EpistasisLab / tpot

A Python Automated Machine Learning tool that optimizes machine learning pipelines using genetic programming.
http://epistasislab.github.io/tpot/
GNU Lesser General Public License v3.0
9.61k stars 1.56k forks source link

AutoMLs Benchmark. Why TPOT so bad? #1100

Open Alex-Lekov opened 3 years ago

Alex-Lekov commented 3 years ago

I made Benchmark AutoML libs, and TPOT showed very poor results, even worse than the usual CatBoost with standard parameters! https://github.com/Alex-Lekov/AutoML-Benchmark/ I run the benchmark in docker - so you can easily reproduce it

here is the code from the benchmark:

automl = TPOTClassifier(max_time_mins=(TIME_LIMIT//60),
                        scoring='roc_auc', 
                        verbosity=1,
                        random_state=RANDOM_SEED, )

automl.fit(X_train, y_train,)                                             

try:
    predictions = automl.predict_proba(X_test)
except RuntimeError:
    predictions = automl.predict(X_test)

# TPOT make a different predictions format, depending on the algorithm :(

try:
     y_test_predict_proba = predictions[:,1]
except IndexError:
     y_test_predict_proba = predictions

y_test_predict = automl.predict(X_test)

print('AUC: ', roc_auc_score(y_test, y_test_predict_proba))

Is the code correct? (I do not adjust the advanced parameters, since AutoML, in theory, should pick everything up by itself, that's why it is AutoML)
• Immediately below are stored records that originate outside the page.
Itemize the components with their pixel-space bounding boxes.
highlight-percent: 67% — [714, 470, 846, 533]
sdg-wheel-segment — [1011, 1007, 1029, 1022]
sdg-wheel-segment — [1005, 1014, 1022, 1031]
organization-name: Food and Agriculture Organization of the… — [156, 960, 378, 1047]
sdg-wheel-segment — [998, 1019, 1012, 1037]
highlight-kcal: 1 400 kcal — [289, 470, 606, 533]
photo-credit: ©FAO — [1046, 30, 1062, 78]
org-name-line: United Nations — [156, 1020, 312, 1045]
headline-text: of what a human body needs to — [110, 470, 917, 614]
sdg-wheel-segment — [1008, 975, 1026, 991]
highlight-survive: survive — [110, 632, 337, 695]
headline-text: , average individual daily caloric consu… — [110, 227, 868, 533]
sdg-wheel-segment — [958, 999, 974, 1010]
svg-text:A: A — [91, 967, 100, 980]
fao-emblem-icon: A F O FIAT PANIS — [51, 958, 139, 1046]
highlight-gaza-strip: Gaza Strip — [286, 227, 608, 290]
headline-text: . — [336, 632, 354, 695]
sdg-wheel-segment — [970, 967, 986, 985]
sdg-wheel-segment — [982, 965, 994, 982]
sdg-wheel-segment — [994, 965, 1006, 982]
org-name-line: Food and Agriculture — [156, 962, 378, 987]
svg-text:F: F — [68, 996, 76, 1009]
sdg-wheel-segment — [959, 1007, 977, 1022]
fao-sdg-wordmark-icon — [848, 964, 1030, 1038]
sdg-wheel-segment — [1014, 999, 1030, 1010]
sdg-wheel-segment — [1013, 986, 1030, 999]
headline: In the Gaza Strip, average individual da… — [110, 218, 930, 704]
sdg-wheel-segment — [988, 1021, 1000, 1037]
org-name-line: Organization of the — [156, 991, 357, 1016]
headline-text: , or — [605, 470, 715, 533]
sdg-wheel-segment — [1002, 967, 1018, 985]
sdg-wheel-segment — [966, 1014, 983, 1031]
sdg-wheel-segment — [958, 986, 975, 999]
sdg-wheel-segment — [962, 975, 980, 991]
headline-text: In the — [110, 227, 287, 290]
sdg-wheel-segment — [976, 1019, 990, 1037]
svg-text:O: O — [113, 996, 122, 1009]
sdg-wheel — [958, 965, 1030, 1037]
 if we specify scoring = 'roc_auc', does it start optimizing for AUC for sure?

Please, tell me what am I doing wrong? Maybe I am using the library "incorrectly"? or is this a real result and the library is really that bad?

weixuanfu commented 3 years ago

I had a quick look on your benchmark. I saw the time limit is 1 hour but some of datasets has over 40k instances, so TPOT may not pass the initial generation(which is randomly generate pipelines) and should not optimize pipelines via genetic programing. I suggest increasing time limit to 1 day for each large size of datasets if n_jobs=1 or using parallel training with dask.